パリの衝撃的な事件から5日が経った。この5日間で世界の動きが急速に変った気がする。ロシアの旅客機がテロによる墜落だったと断定され、フランスとロシアは空爆を加速した。世界各国は結束を強めようとし、おそらく私たちも無関係ではいられなくなっているのだろう。

この5日間、特に事件の起きた当日(日本時間14日早朝)と翌日は様々な国のニュースを追っていた。英語だけでなく、仏語独語もすらすら読めるようになりたいと思いつつ、辞書をひきながら、各国の速報を追う。家族には、お前がこれを追ったってしょうがないと言われながらも、ニュースを追わずにはいられなかった。

1月にシャルリ・エブドの襲撃があった時、私はイギリスにいた。次はロンドンだと覚悟した。海外で暮らすとはそういうことだ。日本でだって思わぬ事故や事件に巻き込まれることはある。それでも、正直日本にいたときよりも、事件に巻き込まれる可能性が身近にあるような気がしたのだ。私の暮らしていた町は、ロンドンから離れた田舎で、事件らしい事件はほとんどない平和な土地だ。街のほぼど真ん中に刑務所があるのに、特に問題もなく、暮らしていた約1年間で起きた大きな事件と言えば、街のハイストリートで、配線の見えたスーツケースが2つ見つかり、道が封鎖された程度のものである。(そのスーツケースも、爆弾などではなく、単にゴミ捨て場に捨てられていたものが、ホームレスによって持ち出されただけのものであったことがすぐに判明した。)その田舎町に暮らしている間は、事件に巻き込まれる恐怖はなかった。しかし、ロンドンはどうだろう。襲撃のあったパリからさほど離れていないし、度々テロの標的になる可能性を指摘されているし、東京で暮らすよりもずっと、テロという言葉が近かった。なおかつ1月の末からロンドンで研修があるのである。情報が欲しいと思った。

まだその感覚が続いているのだと思う。フランスとイギリスの物理的、心理的近さ、まだその中に自分がいるような気分。友人たちの暮らすヨーロッパ。たまたま、パリに今現在友人がいないから客観的に見ることができている。でも、友人のなかにはパリに限らずフランスに留学していた人や留学している人がいる。彼らが巻き込まれた時に、自分が平静でいられる自信はない。イギリスで何かあったら、どうやったって落ち着いた心境になれるわけがない。パキスタンでも爆撃があった。パキスタン人の友人が安全なところにいることを知っているから、まだ平静でいられる。でも彼女から、戦争の話を聞いた。そういうところで育ってきた友人がいる。中国人の友人もいる。国に帰ったら、FBで連絡がとれない。何かあった時に情報が入らないというのは穏やかでいられない。

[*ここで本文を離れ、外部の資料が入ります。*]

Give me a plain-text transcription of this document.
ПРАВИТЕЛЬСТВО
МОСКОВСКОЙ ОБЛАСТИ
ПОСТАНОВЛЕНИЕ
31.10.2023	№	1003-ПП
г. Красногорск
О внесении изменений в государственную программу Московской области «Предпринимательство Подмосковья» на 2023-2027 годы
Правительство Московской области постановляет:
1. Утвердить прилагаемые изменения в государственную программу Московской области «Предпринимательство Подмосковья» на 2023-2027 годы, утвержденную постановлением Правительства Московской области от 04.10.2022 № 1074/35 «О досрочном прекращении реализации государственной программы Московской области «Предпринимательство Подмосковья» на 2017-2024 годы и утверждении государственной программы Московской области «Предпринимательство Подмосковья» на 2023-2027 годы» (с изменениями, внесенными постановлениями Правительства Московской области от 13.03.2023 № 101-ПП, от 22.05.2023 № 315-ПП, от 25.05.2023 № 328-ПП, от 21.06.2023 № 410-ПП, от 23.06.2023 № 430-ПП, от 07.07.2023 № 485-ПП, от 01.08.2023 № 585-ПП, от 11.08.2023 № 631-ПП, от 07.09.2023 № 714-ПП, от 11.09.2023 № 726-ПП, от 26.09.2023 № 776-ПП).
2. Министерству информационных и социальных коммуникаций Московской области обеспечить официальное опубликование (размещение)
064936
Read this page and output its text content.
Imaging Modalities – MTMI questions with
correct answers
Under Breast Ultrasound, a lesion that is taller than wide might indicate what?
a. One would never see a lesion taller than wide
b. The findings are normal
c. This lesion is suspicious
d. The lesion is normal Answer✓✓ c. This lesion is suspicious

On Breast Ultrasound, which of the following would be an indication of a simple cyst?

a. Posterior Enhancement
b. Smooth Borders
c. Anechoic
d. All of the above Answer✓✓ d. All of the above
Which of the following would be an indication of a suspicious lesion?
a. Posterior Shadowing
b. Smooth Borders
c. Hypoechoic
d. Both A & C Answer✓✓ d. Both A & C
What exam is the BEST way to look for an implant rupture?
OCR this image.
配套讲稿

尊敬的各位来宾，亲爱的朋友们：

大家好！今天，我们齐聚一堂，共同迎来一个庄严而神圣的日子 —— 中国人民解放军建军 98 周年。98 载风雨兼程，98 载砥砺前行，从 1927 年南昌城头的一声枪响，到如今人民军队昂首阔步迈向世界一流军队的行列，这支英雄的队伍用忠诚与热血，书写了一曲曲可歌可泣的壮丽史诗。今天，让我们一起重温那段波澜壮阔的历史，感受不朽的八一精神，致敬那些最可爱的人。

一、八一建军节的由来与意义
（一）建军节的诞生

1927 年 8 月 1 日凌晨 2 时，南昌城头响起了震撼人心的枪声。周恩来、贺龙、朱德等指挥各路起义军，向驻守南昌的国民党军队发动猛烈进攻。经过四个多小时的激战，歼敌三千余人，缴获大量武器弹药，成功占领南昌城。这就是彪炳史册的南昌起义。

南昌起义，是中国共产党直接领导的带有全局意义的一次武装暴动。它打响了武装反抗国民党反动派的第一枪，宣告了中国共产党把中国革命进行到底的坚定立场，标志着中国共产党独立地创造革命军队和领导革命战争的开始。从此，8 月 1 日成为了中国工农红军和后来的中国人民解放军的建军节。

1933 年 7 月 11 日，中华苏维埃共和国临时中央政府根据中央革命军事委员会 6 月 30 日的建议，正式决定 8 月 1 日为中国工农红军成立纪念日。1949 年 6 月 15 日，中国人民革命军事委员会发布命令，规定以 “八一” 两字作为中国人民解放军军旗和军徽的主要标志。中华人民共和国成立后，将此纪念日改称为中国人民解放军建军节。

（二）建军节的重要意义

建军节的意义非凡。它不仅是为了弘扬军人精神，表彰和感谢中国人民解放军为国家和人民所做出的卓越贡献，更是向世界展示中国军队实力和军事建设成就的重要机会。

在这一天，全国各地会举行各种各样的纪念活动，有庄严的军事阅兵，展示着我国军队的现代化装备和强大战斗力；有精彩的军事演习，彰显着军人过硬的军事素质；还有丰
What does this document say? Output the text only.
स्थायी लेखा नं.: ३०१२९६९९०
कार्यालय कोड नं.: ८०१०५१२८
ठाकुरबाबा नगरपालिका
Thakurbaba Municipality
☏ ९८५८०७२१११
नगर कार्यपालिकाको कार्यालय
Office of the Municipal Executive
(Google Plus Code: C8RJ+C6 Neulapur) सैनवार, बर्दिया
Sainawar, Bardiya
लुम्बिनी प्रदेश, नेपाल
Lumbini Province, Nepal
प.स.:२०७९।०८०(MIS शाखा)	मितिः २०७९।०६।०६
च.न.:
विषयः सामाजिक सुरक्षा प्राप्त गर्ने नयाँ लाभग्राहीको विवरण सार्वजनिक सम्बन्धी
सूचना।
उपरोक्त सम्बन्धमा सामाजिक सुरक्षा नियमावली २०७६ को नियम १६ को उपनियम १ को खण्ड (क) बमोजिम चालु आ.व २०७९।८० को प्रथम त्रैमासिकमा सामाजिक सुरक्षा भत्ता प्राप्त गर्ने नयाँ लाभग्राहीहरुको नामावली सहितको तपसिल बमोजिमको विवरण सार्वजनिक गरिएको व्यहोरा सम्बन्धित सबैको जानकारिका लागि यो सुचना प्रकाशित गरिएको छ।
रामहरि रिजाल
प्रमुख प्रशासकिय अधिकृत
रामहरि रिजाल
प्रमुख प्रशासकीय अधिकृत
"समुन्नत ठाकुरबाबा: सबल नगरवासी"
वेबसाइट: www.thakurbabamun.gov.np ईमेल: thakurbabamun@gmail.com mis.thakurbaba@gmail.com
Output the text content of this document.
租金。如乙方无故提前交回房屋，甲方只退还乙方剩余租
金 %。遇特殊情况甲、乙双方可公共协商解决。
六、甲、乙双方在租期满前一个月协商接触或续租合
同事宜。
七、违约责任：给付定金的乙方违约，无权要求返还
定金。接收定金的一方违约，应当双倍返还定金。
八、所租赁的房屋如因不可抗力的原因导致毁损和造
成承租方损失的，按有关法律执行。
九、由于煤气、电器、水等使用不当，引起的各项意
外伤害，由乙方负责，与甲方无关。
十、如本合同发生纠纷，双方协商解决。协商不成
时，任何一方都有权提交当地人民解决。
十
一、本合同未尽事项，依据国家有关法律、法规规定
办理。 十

もう一つ、今回のことで大きなショックを受けたのは、劇場が標的になったことだ。無意識に劇場は狙われないだろうと思っていた自分に気付いて、二重にショックを受けた。某先生が指摘していたことだが、「劇場やスタジアムといった場所は普段と違うことが起こる場所であり、正常バイアスが何倍にもなる」のである。だから、インタビューで人々が口々に「ショーの演出だと思った」や「爆竹の音だと思った」などと言うのは不思議でもなんともないのである。おそらく、劇場にいるときに同様のことが起きたら、私も最初は演出の一部だと思うだろう。劇場空間というのは、そういうものなのである。そして、劇場を狙ったというのは同時に文化に対する明確な攻撃なのだろう。彼らにとって偶像たりえる芸術が攻撃対象になった理由は後から様々な情報をつきあわせてみていくことで明らかになってきたように思う。かれらが襲撃の支持に使ったハッシュタグ「パリは燃えているか」(ナチに対するパリ解放のレジスタンス運動を題材にした小説、映画)や襲撃日が13日の金曜日(当然キリストの処刑されたとされる日である)であったこと、劇場やスタジアムを狙ったこと、つくづく文化に対する攻撃だなと感じた次第である。

ただ、一方でFBでのフランス国旗をプロフィールに重ねてパリを応援するキャンペーンや、パリ市民が「ラ・マルセイエーズ」を大合唱したと聞くとそれに違和感を持ったのも事実である。連帯の暴力にならなければいいけれども、と。パリやベイルート、トルコなど一連の事件を悼むことを示すのに、国旗を重ねることが必要なんだろうか。追悼することと、支持することは同じなんだろうか。まだ結論は出ていない。だが、おそらく世界は止まれないように思う。まだ5日、しかしもう5日である。